Pablo Neruda non fu ucciso da Pinochet. Ma il caso resta aperto

Stando ai medici legali che hanno eseguito la perizia sul cadavere di Pablo Neruda, non ci sono prove che il poeta venne ucciso dal regime di Pinochet.

La tomba di Pablo Neruda a Isla Negra, in Cile

È giunto il momento in cui Pablo Neruda potrà riposare finalmente in pace? Difficile! A seguito dell'esumazione delle sue spoglie mortali per accertare le vere cause del suo decesso, Patricio Bustos, direttore del servizio medico legale cileno, ha affermato:

Pablo Neruda è morto per un tumore alla prostata e non è stato avvelenato per volontà del dittatore Augusto Pinochet.

Sembrerebbe quindi messa la parola fine alla questione. Ma i legali Eduardo Contreras e Rodolfo Reyes non si danno per vinti e vogliono vederci chiaro:

Può essere che non siano rimaste tracce di sostanze che invece furono somministrate a Neruda, perché ci sono elementi che con il tempo spariscono , come il gas sarin. Nulla esclude che non sia stato assassinato.

Inoltre, quanti sostengono che Neruda venne ucciso dal regime di Pinochet, si chiedono:

Perché il giorno della morte di Neruda furono indicate tre diverse cause di morte? Quel che emerge dall’ultimo processo ci induce a credere che fu ucciso. Chiederemo nuove prove.

Come ricorderete, la versione ufficiale del decesso del poeta – avvenuta il 23 settembre 1973 – dice che Neruda morì per un tumore alla prostata nella clinica di Santa Maria di Santiago del Cile. Ma nel 2011 il collaboratore storico di Pablo Neruda, nonché suo autista, Manuel Araya, affermò che il premio Nobel venne ucciso con un’iniezione letale mentre era ricoverato a Santiago, in clinica.

Il 23 settembre 1973 il poeta moriva nella capitale.
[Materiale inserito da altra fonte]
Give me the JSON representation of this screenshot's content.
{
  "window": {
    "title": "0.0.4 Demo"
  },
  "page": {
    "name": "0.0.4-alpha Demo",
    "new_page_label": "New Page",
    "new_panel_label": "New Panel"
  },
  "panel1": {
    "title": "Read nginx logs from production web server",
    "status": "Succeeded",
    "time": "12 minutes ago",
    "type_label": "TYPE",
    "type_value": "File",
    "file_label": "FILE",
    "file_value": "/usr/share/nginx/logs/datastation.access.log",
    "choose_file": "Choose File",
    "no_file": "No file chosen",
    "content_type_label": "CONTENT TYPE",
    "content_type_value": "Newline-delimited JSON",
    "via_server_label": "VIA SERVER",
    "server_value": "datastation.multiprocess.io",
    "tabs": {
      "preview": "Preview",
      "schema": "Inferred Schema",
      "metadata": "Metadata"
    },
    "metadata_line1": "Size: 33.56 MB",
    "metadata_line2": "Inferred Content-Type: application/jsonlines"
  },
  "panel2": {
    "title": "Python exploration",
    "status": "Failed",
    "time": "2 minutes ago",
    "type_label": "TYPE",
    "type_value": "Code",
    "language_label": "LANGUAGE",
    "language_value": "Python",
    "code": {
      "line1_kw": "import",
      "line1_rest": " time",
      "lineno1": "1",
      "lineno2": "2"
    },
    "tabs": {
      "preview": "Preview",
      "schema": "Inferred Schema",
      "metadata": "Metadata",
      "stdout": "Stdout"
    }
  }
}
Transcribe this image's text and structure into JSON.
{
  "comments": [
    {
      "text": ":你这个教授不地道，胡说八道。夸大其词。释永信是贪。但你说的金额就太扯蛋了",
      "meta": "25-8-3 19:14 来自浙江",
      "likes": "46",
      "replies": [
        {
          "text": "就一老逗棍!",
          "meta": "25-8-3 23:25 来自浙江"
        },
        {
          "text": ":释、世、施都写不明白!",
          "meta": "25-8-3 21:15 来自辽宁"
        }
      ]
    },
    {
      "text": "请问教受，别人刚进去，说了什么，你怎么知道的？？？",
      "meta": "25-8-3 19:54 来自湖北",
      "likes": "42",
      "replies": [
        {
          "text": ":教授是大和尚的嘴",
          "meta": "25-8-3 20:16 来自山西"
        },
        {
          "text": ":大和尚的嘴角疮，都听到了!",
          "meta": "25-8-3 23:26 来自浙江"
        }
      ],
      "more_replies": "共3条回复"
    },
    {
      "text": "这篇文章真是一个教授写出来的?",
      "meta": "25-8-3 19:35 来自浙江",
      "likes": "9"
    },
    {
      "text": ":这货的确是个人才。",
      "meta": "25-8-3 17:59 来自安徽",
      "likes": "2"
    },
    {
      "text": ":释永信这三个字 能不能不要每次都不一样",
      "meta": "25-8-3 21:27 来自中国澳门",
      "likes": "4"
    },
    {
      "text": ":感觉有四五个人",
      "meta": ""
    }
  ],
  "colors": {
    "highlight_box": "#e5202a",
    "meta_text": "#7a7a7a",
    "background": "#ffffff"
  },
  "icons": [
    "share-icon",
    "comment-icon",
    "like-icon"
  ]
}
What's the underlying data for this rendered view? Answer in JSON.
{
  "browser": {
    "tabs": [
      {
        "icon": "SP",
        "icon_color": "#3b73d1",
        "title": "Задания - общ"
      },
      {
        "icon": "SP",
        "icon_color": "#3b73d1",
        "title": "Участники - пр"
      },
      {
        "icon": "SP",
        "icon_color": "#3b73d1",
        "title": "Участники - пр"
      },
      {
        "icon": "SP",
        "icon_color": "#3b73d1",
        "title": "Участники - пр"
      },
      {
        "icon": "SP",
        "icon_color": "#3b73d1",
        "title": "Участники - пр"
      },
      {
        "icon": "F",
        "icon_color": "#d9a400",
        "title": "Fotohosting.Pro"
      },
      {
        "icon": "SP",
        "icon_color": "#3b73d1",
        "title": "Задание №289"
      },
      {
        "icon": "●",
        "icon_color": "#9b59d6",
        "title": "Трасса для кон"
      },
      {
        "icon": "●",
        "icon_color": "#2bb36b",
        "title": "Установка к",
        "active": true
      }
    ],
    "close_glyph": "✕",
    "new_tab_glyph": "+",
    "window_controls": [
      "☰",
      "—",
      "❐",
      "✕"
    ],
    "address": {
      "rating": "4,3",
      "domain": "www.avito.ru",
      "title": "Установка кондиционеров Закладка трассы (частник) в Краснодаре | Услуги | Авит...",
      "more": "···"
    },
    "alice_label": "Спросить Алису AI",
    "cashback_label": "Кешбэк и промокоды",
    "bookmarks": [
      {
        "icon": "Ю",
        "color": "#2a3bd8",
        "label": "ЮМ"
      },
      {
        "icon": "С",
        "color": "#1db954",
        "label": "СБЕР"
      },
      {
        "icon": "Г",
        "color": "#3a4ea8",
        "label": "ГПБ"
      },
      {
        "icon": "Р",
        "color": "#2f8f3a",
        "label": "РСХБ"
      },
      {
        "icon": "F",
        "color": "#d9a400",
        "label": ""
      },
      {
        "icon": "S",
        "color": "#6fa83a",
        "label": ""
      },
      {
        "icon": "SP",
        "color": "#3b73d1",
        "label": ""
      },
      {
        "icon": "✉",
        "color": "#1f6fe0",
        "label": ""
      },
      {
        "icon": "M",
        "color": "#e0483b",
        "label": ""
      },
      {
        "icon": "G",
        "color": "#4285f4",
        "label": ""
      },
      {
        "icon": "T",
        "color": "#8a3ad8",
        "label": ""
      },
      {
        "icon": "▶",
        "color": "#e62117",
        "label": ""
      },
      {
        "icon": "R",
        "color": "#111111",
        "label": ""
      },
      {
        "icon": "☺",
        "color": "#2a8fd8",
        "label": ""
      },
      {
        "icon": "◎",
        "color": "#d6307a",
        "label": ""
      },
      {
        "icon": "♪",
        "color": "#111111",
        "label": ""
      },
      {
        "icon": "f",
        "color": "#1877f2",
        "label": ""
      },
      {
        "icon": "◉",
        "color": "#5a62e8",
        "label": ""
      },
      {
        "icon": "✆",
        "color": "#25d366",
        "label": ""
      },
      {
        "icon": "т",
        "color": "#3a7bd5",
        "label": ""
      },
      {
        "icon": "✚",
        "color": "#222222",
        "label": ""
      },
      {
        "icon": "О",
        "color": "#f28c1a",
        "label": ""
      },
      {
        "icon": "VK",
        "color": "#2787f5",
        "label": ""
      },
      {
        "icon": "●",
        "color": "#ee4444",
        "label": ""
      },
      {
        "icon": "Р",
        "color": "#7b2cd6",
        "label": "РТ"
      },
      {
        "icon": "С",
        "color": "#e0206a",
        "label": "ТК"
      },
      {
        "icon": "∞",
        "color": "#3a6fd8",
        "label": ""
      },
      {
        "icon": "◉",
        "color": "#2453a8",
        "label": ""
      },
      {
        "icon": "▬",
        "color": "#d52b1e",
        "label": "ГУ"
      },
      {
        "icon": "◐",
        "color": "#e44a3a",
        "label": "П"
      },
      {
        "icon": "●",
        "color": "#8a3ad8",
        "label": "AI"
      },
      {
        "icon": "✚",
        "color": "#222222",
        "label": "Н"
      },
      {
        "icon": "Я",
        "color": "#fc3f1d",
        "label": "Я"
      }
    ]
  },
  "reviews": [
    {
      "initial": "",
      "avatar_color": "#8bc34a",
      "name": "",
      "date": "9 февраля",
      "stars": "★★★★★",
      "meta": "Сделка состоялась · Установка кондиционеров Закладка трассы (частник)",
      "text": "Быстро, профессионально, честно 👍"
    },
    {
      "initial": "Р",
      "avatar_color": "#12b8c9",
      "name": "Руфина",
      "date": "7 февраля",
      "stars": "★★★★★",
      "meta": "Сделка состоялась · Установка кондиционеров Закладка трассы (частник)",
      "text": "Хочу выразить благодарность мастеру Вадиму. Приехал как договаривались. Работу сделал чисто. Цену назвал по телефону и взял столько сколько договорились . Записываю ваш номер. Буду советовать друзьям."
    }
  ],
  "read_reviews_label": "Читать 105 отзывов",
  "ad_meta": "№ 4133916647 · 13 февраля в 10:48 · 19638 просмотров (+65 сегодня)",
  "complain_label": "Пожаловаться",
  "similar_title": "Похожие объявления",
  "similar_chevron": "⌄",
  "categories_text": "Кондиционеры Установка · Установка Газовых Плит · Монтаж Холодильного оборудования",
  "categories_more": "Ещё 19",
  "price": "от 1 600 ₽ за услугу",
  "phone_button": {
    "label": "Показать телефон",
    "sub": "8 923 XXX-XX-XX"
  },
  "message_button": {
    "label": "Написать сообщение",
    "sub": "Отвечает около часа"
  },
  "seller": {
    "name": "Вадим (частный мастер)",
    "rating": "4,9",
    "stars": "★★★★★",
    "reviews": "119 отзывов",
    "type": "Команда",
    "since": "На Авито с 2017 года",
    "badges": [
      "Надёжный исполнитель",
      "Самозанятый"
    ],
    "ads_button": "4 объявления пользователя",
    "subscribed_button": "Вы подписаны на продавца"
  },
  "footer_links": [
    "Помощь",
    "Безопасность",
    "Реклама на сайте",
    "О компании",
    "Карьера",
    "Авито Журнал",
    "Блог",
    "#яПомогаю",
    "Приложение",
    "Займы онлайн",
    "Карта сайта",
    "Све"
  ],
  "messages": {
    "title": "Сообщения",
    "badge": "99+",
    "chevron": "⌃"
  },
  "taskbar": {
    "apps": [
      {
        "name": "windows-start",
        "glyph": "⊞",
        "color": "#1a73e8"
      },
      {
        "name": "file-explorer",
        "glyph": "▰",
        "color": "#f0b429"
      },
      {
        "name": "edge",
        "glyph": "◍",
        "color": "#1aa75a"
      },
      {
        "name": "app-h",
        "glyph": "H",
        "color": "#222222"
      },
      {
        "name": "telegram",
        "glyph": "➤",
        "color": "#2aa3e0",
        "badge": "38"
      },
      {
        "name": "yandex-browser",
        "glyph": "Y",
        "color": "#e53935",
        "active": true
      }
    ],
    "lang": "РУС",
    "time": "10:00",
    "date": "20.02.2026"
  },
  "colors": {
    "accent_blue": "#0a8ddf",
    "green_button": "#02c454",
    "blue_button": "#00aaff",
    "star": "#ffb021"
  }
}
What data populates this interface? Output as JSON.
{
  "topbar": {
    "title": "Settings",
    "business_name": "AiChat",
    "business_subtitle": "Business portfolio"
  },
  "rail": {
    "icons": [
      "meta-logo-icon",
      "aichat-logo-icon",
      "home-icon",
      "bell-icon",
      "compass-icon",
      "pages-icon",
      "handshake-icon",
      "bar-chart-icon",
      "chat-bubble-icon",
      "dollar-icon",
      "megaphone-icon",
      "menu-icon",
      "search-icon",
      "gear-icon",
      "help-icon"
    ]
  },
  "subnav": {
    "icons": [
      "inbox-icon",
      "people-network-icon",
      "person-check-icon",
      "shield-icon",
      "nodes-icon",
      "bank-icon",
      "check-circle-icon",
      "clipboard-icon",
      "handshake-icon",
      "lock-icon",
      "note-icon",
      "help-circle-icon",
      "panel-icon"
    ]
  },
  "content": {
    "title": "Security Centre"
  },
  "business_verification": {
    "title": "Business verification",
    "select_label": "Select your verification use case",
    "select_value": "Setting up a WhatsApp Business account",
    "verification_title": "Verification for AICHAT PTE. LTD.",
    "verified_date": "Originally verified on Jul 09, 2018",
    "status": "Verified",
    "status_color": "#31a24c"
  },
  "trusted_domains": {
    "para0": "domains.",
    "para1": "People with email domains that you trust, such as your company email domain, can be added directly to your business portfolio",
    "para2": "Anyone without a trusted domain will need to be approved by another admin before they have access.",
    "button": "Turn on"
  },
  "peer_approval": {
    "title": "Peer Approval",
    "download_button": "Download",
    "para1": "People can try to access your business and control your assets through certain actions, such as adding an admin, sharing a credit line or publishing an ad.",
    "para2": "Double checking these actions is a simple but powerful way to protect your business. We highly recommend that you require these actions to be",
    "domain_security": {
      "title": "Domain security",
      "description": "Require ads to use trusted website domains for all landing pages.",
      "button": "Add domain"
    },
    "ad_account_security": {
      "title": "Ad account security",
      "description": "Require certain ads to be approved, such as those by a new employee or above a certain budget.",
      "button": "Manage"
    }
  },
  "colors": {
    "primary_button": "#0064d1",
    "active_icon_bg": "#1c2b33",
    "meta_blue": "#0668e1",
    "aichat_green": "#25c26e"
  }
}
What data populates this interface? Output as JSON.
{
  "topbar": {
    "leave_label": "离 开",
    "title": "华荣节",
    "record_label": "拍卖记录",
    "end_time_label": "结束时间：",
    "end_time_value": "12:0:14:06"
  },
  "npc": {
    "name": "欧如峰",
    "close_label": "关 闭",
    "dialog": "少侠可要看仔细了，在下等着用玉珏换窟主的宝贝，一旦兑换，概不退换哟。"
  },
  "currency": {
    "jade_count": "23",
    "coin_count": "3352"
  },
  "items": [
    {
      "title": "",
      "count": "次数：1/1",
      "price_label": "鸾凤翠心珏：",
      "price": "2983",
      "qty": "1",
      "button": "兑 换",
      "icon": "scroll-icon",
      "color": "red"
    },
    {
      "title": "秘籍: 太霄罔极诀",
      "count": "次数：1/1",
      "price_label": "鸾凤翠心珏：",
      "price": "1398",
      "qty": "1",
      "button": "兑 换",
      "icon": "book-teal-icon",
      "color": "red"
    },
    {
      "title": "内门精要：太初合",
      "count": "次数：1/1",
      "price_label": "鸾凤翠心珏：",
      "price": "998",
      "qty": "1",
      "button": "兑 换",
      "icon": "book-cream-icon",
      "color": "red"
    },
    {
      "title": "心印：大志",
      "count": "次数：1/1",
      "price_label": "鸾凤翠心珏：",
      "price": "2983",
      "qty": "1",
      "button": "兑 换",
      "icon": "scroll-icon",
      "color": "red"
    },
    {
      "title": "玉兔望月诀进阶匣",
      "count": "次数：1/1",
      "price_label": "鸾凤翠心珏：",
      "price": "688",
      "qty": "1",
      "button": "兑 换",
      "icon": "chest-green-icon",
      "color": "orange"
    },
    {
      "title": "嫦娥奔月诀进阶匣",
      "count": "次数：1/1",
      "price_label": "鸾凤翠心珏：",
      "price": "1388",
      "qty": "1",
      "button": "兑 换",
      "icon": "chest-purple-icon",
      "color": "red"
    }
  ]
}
Dopo la sua morte, le sue case di Valparaíso e Santiago del Cile furono perquisite e saccheggiate. Una perquisizione ci fu anche mentre Neruda era vivo: egli non si oppose e così si rivolse ai militari:

Controllate pure. Qui c’è un solo grande pericolo per voi: la poesia.

Il corpo di Neruda venne sepolto nel Cimitero Generale di Santiago e nel 1992 venne traslato, su richiesta della famiglia, nei pressi della casa di Isla Negra, che era l’abitazione preferita dal Premio Nobel. E ad aprile di quest’anno la sua salma è stata esumata per effettuare le perizie che si sono concluse con l’affermazione che Neruda è morto per tumore alla prostata, come recitava la versione ufficiale.